L’associazione è impegnata nel sostegno di un dispensario
medico nel villaggio di Morapai (West Bengala) situato a sud – est
di Calcutta. nella
regione del Sundarban (la “terra delle acque”), zona molto
fertile perché situata sul delta del Gange e irrigata da molti
canali. Non ci sono strade di comunicazione tranne
una via ciclabile e un piccolo canale non sempre navigabile, che collega
Morapai ai villaggi limitrofi. La maggior parte degli abitanti (bambini compresi) lavora nelle piantagioni
di riso e di iuta che sembrano essere l’unico sostentamento della
popolazione. L’area, per tre quattro mesi l’anno si allaga
completamente a causa dei monsoni rendendo difficoltosa la vita lavorativa e
sociale oltre a rendere le condizioni igienico sanitarie molto precarie.
Presso il villaggio di Morapai ha sede una missione cattolica
gestita dalle Suore di Sant’Anna. All’interno della missione
è situato un collegio femminile per bambine e ragazze che, grazie
anche al sostegno delle adozioni a distanza, hanno la possibilità
di frequentare le classi della scuola primaria e le prime due classi della
scuola secondaria.
Le suore si fanno carico anche della gestione di un
piccolo dispensario che rappresenta l’unico punto di riferimento
sanitario della zona. Non disponendo delle risorse finanziarie sufficienti
a sostenere la spesa di un medico, l’unica presenza sanitaria era
una suora infermiera che assisteva soprattutto le donne durante il parto,
in pessime condizioni igienico sanitarie. Il bisogno crescente della popolazione
di una risposta sanitaria adeguata ha spinto la missione a ricercare un
medico per svolgere, con maggior competenza, gli interventi sanitari.
Purtroppo, l’attività medica veniva assolta in modo saltuario senza garantire una
continuità e una regolarità degli interventi necessari.

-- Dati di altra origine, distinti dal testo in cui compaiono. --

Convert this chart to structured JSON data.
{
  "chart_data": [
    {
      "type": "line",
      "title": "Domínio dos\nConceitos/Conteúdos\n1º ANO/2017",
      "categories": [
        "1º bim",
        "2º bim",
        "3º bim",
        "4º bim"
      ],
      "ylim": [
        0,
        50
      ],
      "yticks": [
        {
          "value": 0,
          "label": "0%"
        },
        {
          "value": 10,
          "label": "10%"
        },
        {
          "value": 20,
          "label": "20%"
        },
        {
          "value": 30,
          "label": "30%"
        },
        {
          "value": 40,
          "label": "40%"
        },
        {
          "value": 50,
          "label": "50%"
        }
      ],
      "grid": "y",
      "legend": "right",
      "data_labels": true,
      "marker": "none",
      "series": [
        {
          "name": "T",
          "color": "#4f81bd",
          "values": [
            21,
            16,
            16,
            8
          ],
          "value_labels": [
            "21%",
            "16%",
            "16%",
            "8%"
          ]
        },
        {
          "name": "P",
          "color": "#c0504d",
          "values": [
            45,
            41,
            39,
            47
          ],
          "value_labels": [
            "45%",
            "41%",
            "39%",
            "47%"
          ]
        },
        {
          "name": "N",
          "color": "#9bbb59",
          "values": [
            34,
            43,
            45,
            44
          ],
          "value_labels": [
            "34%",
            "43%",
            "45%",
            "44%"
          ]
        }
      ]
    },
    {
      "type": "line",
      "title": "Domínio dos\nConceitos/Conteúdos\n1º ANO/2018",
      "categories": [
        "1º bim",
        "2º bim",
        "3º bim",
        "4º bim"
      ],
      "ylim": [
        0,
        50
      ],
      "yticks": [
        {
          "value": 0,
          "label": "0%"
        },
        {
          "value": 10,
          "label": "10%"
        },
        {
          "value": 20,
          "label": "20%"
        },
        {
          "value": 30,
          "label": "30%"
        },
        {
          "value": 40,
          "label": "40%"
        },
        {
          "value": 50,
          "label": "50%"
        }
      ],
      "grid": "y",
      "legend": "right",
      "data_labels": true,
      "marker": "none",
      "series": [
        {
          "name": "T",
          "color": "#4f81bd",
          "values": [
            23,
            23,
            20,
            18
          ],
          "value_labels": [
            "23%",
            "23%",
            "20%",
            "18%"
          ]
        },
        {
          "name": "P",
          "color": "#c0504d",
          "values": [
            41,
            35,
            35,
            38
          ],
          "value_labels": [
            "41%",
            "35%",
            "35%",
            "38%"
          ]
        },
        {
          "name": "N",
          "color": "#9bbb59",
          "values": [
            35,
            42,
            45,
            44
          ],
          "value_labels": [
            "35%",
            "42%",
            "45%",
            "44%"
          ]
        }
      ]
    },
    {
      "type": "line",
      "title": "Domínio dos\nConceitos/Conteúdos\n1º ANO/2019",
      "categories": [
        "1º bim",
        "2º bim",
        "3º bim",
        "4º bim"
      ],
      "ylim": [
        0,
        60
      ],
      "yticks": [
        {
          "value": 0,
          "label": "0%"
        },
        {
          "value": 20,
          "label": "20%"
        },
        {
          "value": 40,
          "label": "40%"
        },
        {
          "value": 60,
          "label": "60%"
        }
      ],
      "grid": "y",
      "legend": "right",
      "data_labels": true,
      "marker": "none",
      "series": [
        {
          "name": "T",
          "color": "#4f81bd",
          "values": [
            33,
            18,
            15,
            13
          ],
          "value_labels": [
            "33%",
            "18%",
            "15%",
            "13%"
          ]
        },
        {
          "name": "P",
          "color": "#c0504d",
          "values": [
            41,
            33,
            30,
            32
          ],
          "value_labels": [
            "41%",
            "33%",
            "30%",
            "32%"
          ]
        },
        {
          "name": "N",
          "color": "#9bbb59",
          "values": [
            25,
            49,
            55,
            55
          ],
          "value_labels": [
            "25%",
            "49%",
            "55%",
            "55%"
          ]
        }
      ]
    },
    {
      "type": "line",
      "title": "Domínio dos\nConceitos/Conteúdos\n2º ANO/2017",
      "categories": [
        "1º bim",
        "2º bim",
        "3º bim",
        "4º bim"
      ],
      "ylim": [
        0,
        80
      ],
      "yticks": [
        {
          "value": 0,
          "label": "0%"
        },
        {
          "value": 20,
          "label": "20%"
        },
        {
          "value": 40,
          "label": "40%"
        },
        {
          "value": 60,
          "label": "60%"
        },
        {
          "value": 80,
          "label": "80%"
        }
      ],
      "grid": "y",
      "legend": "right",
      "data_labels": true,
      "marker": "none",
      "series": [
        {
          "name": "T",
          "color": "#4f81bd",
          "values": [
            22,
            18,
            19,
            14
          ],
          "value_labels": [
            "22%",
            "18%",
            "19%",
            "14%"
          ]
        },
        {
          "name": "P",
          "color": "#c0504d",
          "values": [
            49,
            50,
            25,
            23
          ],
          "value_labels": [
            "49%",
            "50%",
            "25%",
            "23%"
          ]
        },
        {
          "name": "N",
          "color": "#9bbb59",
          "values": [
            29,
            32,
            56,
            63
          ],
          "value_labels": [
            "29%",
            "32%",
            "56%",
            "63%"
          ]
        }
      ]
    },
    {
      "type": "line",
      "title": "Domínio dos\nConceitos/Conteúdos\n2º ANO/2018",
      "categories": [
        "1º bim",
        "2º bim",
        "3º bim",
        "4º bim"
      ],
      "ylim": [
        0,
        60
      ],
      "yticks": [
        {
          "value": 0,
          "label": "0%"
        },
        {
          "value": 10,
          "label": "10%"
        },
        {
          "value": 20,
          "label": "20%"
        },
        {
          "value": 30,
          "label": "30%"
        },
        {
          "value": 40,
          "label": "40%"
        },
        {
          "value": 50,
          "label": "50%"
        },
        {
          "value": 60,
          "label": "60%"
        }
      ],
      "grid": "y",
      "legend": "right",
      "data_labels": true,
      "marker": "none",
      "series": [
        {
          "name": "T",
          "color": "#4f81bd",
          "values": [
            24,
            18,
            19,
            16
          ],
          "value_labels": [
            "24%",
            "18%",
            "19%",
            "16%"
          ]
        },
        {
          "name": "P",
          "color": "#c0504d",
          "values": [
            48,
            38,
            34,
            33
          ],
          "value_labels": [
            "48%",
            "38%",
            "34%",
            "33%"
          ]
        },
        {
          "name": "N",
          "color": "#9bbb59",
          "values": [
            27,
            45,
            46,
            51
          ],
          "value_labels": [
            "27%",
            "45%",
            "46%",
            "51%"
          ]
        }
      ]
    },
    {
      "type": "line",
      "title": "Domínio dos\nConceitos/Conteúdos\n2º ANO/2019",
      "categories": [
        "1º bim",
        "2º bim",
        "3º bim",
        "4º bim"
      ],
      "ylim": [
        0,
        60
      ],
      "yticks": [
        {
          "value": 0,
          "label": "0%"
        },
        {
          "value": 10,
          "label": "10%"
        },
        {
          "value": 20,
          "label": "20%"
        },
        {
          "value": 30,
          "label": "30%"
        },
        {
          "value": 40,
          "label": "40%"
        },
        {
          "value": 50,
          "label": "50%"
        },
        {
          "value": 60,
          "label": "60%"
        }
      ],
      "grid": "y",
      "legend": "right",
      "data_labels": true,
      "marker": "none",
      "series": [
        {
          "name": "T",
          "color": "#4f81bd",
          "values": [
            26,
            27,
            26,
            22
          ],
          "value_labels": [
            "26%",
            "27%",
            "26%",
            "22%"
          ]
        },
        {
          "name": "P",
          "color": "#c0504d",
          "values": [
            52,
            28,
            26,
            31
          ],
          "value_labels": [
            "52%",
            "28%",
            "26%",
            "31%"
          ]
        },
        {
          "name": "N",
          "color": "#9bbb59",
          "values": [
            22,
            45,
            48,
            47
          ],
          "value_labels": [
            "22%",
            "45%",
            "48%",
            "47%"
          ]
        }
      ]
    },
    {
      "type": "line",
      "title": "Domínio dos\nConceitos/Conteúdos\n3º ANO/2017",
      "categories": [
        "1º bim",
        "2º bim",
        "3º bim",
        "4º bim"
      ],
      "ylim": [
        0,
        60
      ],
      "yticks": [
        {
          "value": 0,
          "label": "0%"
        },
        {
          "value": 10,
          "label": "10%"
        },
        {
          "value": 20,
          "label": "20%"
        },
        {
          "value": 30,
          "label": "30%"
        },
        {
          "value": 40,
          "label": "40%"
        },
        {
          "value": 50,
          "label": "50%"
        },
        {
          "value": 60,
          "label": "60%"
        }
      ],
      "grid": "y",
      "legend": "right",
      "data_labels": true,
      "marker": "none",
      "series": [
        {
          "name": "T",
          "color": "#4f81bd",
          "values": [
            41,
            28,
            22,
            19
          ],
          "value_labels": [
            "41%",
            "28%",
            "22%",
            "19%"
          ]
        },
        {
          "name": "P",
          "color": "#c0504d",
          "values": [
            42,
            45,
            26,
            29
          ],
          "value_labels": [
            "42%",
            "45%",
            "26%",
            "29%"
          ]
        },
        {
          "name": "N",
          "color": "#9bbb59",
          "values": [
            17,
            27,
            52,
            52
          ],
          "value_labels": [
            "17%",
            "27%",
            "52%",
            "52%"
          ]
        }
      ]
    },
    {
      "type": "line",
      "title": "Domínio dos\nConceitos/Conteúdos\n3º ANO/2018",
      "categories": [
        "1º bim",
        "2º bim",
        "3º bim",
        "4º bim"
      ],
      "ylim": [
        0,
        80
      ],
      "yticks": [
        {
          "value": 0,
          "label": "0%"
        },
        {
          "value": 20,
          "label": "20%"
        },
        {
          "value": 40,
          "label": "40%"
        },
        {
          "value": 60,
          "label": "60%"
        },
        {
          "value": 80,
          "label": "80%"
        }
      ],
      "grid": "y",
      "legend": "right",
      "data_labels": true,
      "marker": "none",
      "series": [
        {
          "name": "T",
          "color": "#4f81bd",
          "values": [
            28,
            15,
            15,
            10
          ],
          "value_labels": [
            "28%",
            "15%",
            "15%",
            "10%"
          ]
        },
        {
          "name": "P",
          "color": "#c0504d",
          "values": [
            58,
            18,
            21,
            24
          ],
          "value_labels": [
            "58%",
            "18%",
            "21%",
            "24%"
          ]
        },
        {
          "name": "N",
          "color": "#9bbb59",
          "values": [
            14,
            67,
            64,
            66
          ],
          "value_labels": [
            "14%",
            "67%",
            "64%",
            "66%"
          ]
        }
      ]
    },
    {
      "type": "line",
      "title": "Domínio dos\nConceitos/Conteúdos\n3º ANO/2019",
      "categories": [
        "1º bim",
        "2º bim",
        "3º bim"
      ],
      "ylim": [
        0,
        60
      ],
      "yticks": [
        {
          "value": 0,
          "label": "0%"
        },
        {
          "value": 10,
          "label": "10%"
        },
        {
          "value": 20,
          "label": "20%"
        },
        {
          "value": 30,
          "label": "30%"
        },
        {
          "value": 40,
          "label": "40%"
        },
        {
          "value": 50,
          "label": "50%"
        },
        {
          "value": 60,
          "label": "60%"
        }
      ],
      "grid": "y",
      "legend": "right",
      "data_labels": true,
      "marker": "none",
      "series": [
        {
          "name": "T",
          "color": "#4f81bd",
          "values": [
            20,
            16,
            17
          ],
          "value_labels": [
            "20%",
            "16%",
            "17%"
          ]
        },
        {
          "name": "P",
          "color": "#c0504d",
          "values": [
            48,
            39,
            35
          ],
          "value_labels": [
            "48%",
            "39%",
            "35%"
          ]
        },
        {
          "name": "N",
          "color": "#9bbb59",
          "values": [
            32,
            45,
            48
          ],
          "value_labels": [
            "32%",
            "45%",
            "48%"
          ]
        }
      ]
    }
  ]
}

Il progetto prevede il sostegno al dispensario medico con
l’obiettivo di regolarizzare la presenza, per almeno tre giorni
alla settimana, della figura medica già attivata dalle suore della
missione, rendere il dispensario rispondente ai bisogni della popolazione
dotandolo di farmaci e attrezzature sanitarie idonee alle patologie più
frequenti nell’area cui la scabbia, la dissenteria, la malaria,
patologie agli occhi epatologie all’apparato respiratorio.
Gli obiettivi principali sono dunque tre:
• garantire il funzionamento dell’ambulatorio per sei giorni
alla settimana;
• garantire la presenza all’interno della struttura di un
medico allopatico e di un medico omeopatico;
• garantire l’assistenza medica per almeno 30 utenti al giorno.